- #1
ExNihilo
- 33
- 0
Homework Statement
I would like to determine the upper outliers in a dataset where the distribution is NOT normal. The dataset represents a the number of page viewed for each IP Address. Basically, when a web page is viewed by human users, the IP address has very few hits (1 to 3). While IP addresses of Web crawlers make a lot of page hit.
- IP 1 = 700 views
- IP 2 = 650 views
...
- IP n1 = 50 views
- IP n2 = 45 views
...
IP n3 = 3 views
IP n4 = 2 views
IP n5 = 1 view
The sample represents a few thousand unique IP, each with its page view value. It is very possible that different IP Address made the same number of page viewed. I would like to use a statistical method to determine a threshold value which separates the crawlers from normal users.
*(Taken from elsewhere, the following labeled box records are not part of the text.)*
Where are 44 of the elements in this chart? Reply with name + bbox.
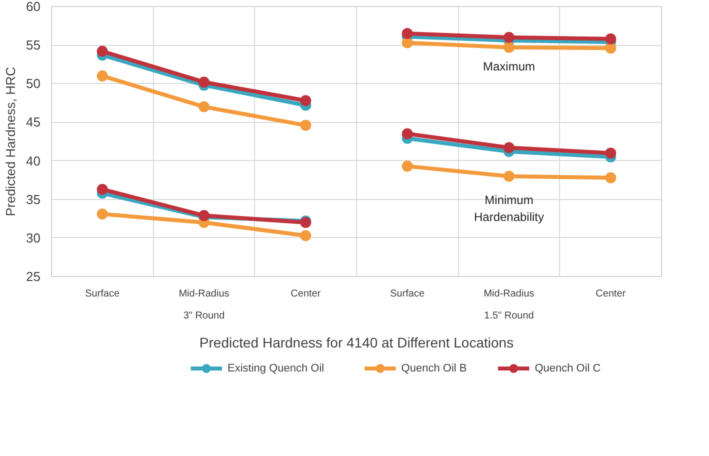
y-tick-label: 25 xyxy=(26,269,41,284)
annotation: Maximum xyxy=(483,60,536,74)
point xyxy=(504,170,514,182)
point xyxy=(402,160,413,172)
y-axis-title: Predicted Hardness, HRC xyxy=(3,66,18,216)
x-tick-label: Surface xyxy=(390,288,426,300)
point xyxy=(198,101,210,112)
point xyxy=(96,70,108,82)
text: 1.5" Round xyxy=(484,310,534,322)
point xyxy=(300,230,312,242)
point xyxy=(605,172,616,184)
point xyxy=(300,95,312,106)
point xyxy=(605,33,616,44)
point xyxy=(96,208,108,220)
y-tick-label: 60 xyxy=(26,0,41,14)
point xyxy=(605,148,616,159)
y-tick-label: 50 xyxy=(26,76,41,92)
y-tick-label: 55 xyxy=(26,38,41,53)
legend-label: Quench Oil C xyxy=(534,362,601,374)
y-tick-label: 40 xyxy=(26,153,41,168)
legend-label: Quench Oil B xyxy=(401,362,467,374)
point xyxy=(504,42,514,53)
text: 3" Round xyxy=(183,310,225,322)
point xyxy=(96,184,108,195)
point xyxy=(300,120,312,131)
x-tick-label: Center xyxy=(290,288,322,300)
x-axis-title: Predicted Hardness for 4140 at Different Locations xyxy=(199,334,514,350)
x-tick-label: Mid-Radius xyxy=(484,288,534,300)
y-tick-label: 30 xyxy=(26,230,41,246)
y-tick-label: 45 xyxy=(26,114,41,130)
point xyxy=(504,32,514,43)
x-tick-label: Mid-Radius xyxy=(178,288,230,300)
x-tick-label: Center xyxy=(596,288,626,300)
point xyxy=(198,76,210,88)
point xyxy=(402,128,413,140)
point xyxy=(504,142,514,154)
point xyxy=(402,37,413,48)
y-tick-label: 35 xyxy=(26,192,41,207)
annotation: Minimum Hardenability xyxy=(474,193,544,224)
legend-label: Existing Quench Oil xyxy=(227,362,324,374)
point xyxy=(402,28,413,39)
point xyxy=(605,42,616,54)
x-tick-label: Surface xyxy=(85,288,120,300)
point xyxy=(96,46,108,57)
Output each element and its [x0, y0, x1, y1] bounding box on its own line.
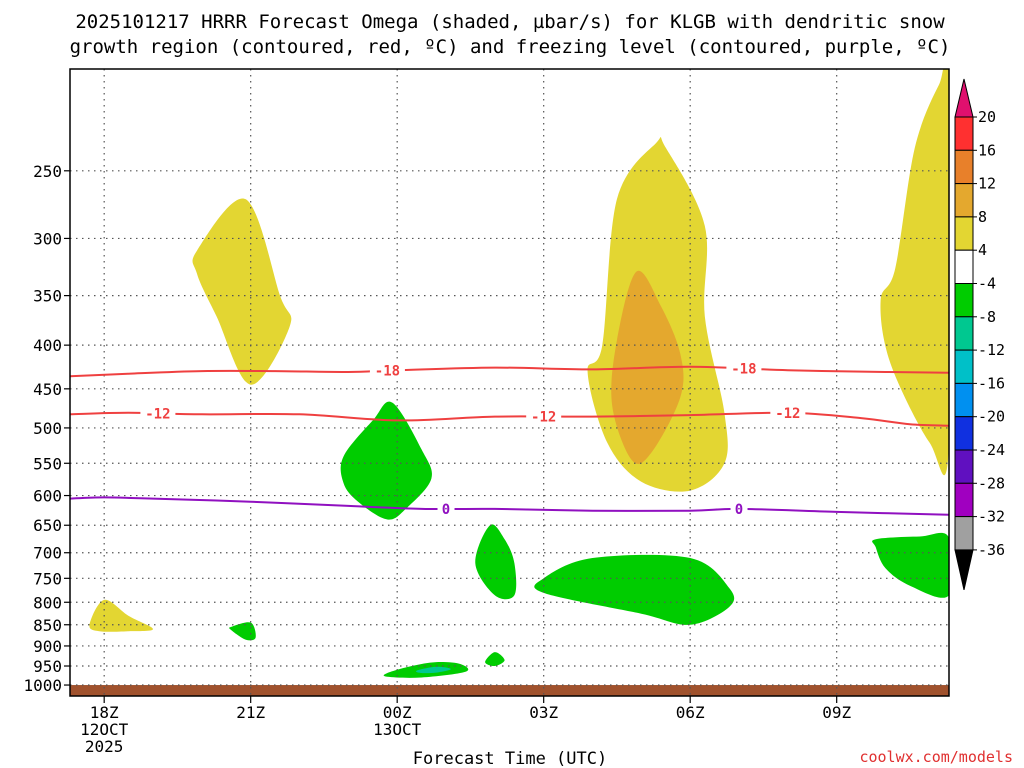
plot-area: -18 -18 -12 -12 -12 0 0: [69, 68, 950, 697]
colorbar-box-2: [954, 183, 974, 218]
y-tick-label-650: 650: [33, 516, 62, 535]
contour-label-bg: [437, 500, 455, 517]
colorbar-box-11: [954, 482, 974, 518]
omega-region-5: [340, 401, 432, 520]
contour-label--18: -18: [375, 364, 400, 380]
chart-title-line-2: growth region (contoured, red, ºC) and f…: [70, 36, 951, 58]
contour-label-bg: [770, 404, 806, 421]
colorbar-label-4: 4: [978, 241, 987, 259]
colorbar-label-8: -16: [978, 374, 1005, 392]
x-tick-label-15-0: 09Z: [822, 703, 851, 722]
y-tick-label-500: 500: [33, 419, 62, 438]
x-axis-label: Forecast Time (UTC): [413, 749, 607, 768]
contour-label-bg: [730, 500, 748, 517]
x-tick-label-0-2: 2025: [85, 737, 124, 756]
y-tick-label-950: 950: [33, 657, 62, 676]
colorbar-box-9: [954, 416, 974, 451]
contour-label--12: -12: [145, 406, 170, 422]
colorbar-label-3: 8: [978, 208, 987, 226]
contour-line--12: [70, 411, 949, 427]
y-tick-label-350: 350: [33, 287, 62, 306]
omega-region-9: [228, 622, 256, 641]
omega-region-7: [534, 554, 735, 625]
colorbar-box-1: [954, 149, 974, 185]
colorbar-box-12: [954, 516, 974, 551]
contour-label-bg: [726, 360, 762, 377]
x-tick-label-9-0: 03Z: [529, 703, 558, 722]
y-axis: 250 300 350 400 450 500 550 600 650 700 750 800 850 9…: [23, 162, 70, 695]
colorbar-label-6: -8: [978, 308, 996, 326]
y-tick-label-600: 600: [33, 487, 62, 506]
colorbar-label-5: -4: [978, 275, 996, 293]
colorbar-box-4: [954, 249, 974, 284]
y-tick-label-250: 250: [33, 162, 62, 181]
x-tick-label-6-1: 13OCT: [373, 720, 422, 739]
contour-label-bg: [140, 405, 176, 422]
colorbar-over-arrow: [954, 78, 974, 118]
colorbar-box-7: [954, 349, 974, 384]
colorbar-label-10: -24: [978, 441, 1005, 459]
colorbar-label-2: 12: [978, 175, 996, 193]
x-tick-label-0-0: 18Z: [90, 703, 119, 722]
colorbar-box-8: [954, 382, 974, 418]
colorbar-under-arrow: [954, 549, 974, 591]
colorbar-label-9: -20: [978, 408, 1005, 426]
omega-region-8: [872, 532, 949, 598]
x-tick-label-12-0: 06Z: [676, 703, 705, 722]
omega-region-12: [415, 666, 451, 674]
x-tick-label-3-0: 21Z: [236, 703, 265, 722]
y-tick-label-400: 400: [33, 336, 62, 355]
omega-region-0: [192, 198, 292, 385]
x-tick-label-0-1: 12OCT: [80, 720, 129, 739]
colorbar-box-3: [954, 216, 974, 251]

Thank you very much in advance for any advice.
Homework Equations
(none)
The Attempt at a Solution
The data distribution is not normal. I am not sure if the method using Standard Deviation would apply. Searching on the net, a possible solution
could be the "Interquartil Range" (IQR) method: http://krishnadagli.blogspot.com/2008/05/learning-statistics-using-rdetecting.html
I am not sure if this could apply well to my scenario. Can you please confirm or complete?